S’estimant peu écouté(e)s par la direction de l’Université du Québec à Montréal (UQAM), des professeur(e)s et des étudiant(e)s racisé(e)s collaborent afin de faire entendre leurs voix et d’instaurer une politique antiraciste uqamienne adaptée à leur réalité.
Un appel à témoignages a été lancé le 12 octobre par le Collectif d’étudiant(e)s noir(e)s, autochtones et racisé(e)s UQAM, pour entendre et documenter les expériences des étudiants et étudiantes racisé(e)s de l’Université. Jugeant que leur avis n’a pas été précédemment pris en compte par l’administration, des membres du corps professoral et étudiant ont mis en place le projet Expériences de racisme à l’UQAM : écouter, entendre et agir pour soutenir la diversité et l’inclusion.
Cette consultation invite les étudiants et étudiantes racisé(e)s à témoigner au cours de rencontres individuelles anonymes durant lesquelles il est possible de se prononcer dans un environnement sécuritaire. « Au départ, on avait pensé à des consultations davantage en groupes. On s’est ensuite dit que c’était peut-être un peu prématuré à ce stade-ci », commente Lilyane Rachedi, professeure à l’école de travail social qui chapeaute l’étude.
Toutes les informations recueillies seront analysées afin de dégager des pistes de solution et d’évaluer les besoins des étudiant(e)s racisé(e)s. Les données seront ensuite détruites pour ne pas mettre en danger les personnes qui ont témoigné. En outre, un chèque-cadeau sera remis aux participants et participantes pour valoriser leurs contributions trop souvent minimisées, rappelle Roméo Gongora, professeur en arts visuels et médiatiques et membre de l’Équipe de travail sur les actions antiracistes de l’UQAM.
Des demandes qui traînent
Le 1er septembre 2020, quatre professeurs, dont Roméo Gongora et Lilyane Rachedi, avaient envoyé une pétition signée par une centaine d’enseignants et enseignantes à la rectrice de l’UQAM, Magda Fusaro, pour réclamer des actions antiracistes au sein de l’Université.
Le document enjoignait le rectorat à dénoncer le racisme systémique au sein de l’Université et au Québec, tout en formant un Comité institutionnel antiraciste composé en majorité de membres racisé(e)s qui collaboreraient avec d’autres comités de l’UQAM. Le document demandait également une mise à jour de la Politique 28 sur les relations interethniques, qui encadre les comportements racistes et la discrimination au sein de l’Université.

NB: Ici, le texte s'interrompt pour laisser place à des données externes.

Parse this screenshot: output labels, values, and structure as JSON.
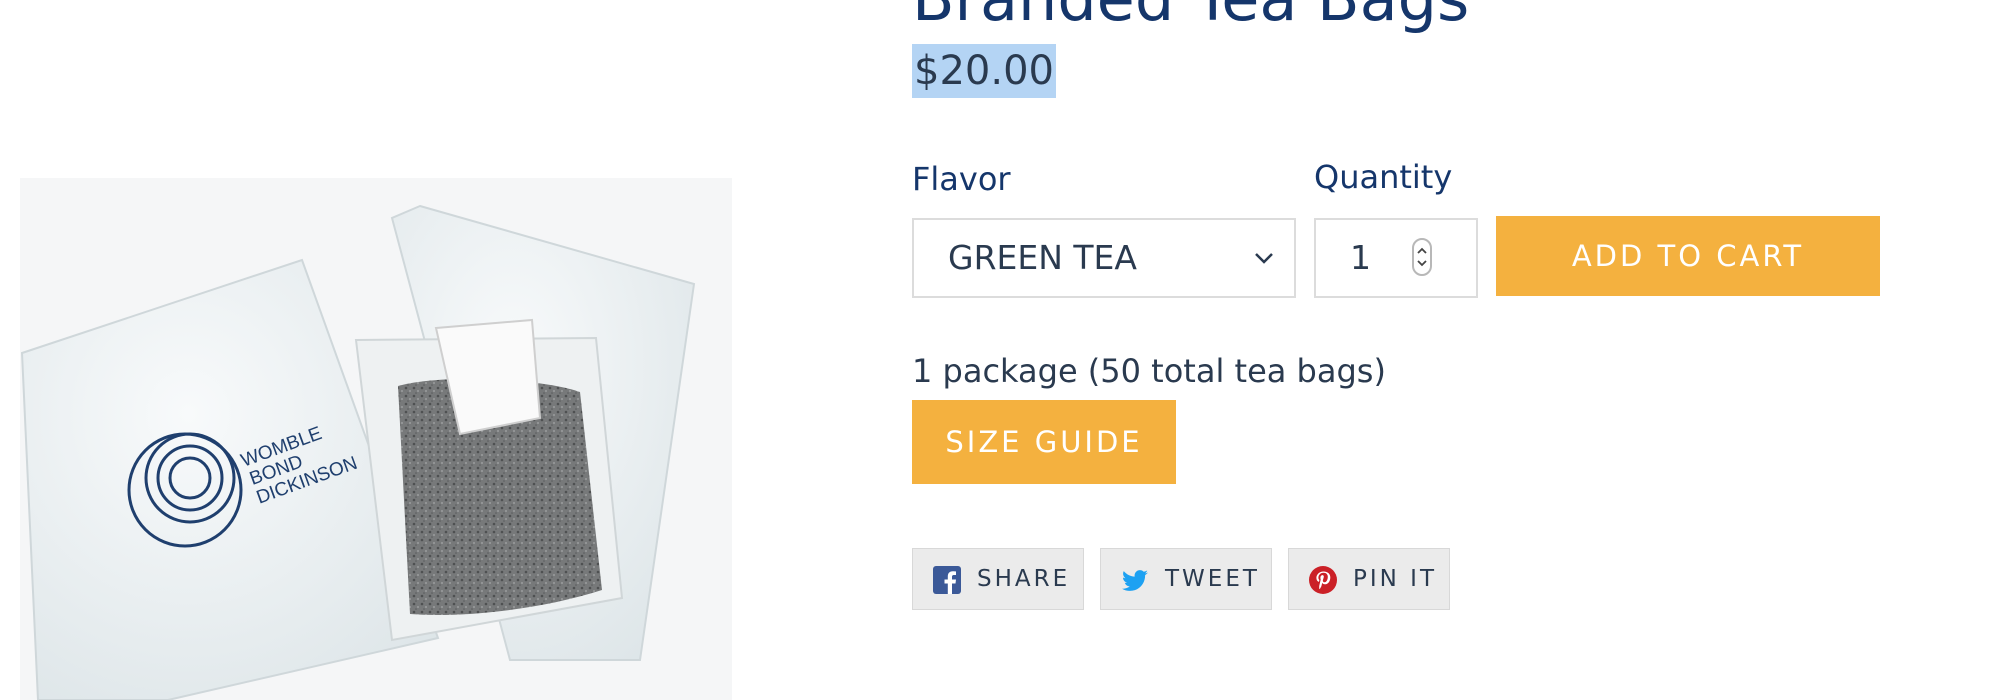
{
  "product": {
    "title": "Branded Tea Bags",
    "price": "$20.00",
    "image_alt": "Tea bags in white sachets printed with Womble Bond Dickinson logo",
    "image_brand_text": [
      "WOMBLE",
      "BOND",
      "DICKINSON"
    ]
  },
  "form": {
    "flavor_label": "Flavor",
    "flavor_value": "GREEN TEA",
    "quantity_label": "Quantity",
    "quantity_value": "1",
    "add_to_cart_label": "ADD TO CART"
  },
  "description": {
    "package_text": "1 package (50 total tea bags)",
    "size_guide_label": "SIZE GUIDE"
  },
  "share": [
    {
      "label": "SHARE",
      "icon": "facebook-icon",
      "color": "#3b5998"
    },
    {
      "label": "TWEET",
      "icon": "twitter-icon",
      "color": "#1da1f2"
    },
    {
      "label": "PIN IT",
      "icon": "pinterest-icon",
      "color": "#cb2027"
    }
  ],
  "colors": {
    "heading": "#15366b",
    "accent_button": "#f4b13f",
    "selection_highlight": "#b4d4f4"
  }
}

Elle n’a jamais été appliquée depuis son adoption, en octobre 1995.
Documenter les expériences de racisme
En juin dernier, des désaccords fondamentaux sont apparus entre la direction et quatre professeur(e)s. Lilyane Rachedi et Roméo Gongora fondent alors l’Équipe de travail sur les actions antiracistes de l’UQAM (ETSAA), afin de consulter les premières cibles du racisme : les étudiants et étudiantes.
Deux projets sont nés de ce groupe autonome. En collaboration avec des étudiants et étudiantes racisées, le premier cartographie les initiatives antiracistes de l’Université. « Chacun fait un peu son chemin et ses actions dans son coin […] Il nous a paru vraiment important de mettre à plat une première tentative de cartographie », estime Lilyane Rachedi.
Le second, Expériences de racisme à l’UQAM : écouter, entendre et agir pour soutenir la diversité et l’inclusion, a été lancé en octobre dernier par Caroline Keisha Foray, étudiante à l’école de travail social.
Ces séances de consultations sont d’ores et déjà un succès, selon Mme Rachedi et M. Gongora. Plusieurs rendez-vous ont été pris quelques jours après le début de la circulation de l’affiche qui promeut l’étude. « Fondamentalement, nous voulons donner des outils pour faire face à des situations de racisme. Ce n’est pas uniquement pour défendre et laisser entendre des personnes racisées, c’est aussi pour créer un environnement harmonieux, pour enseigner et apprendre », conclut Lilyane Rachedi.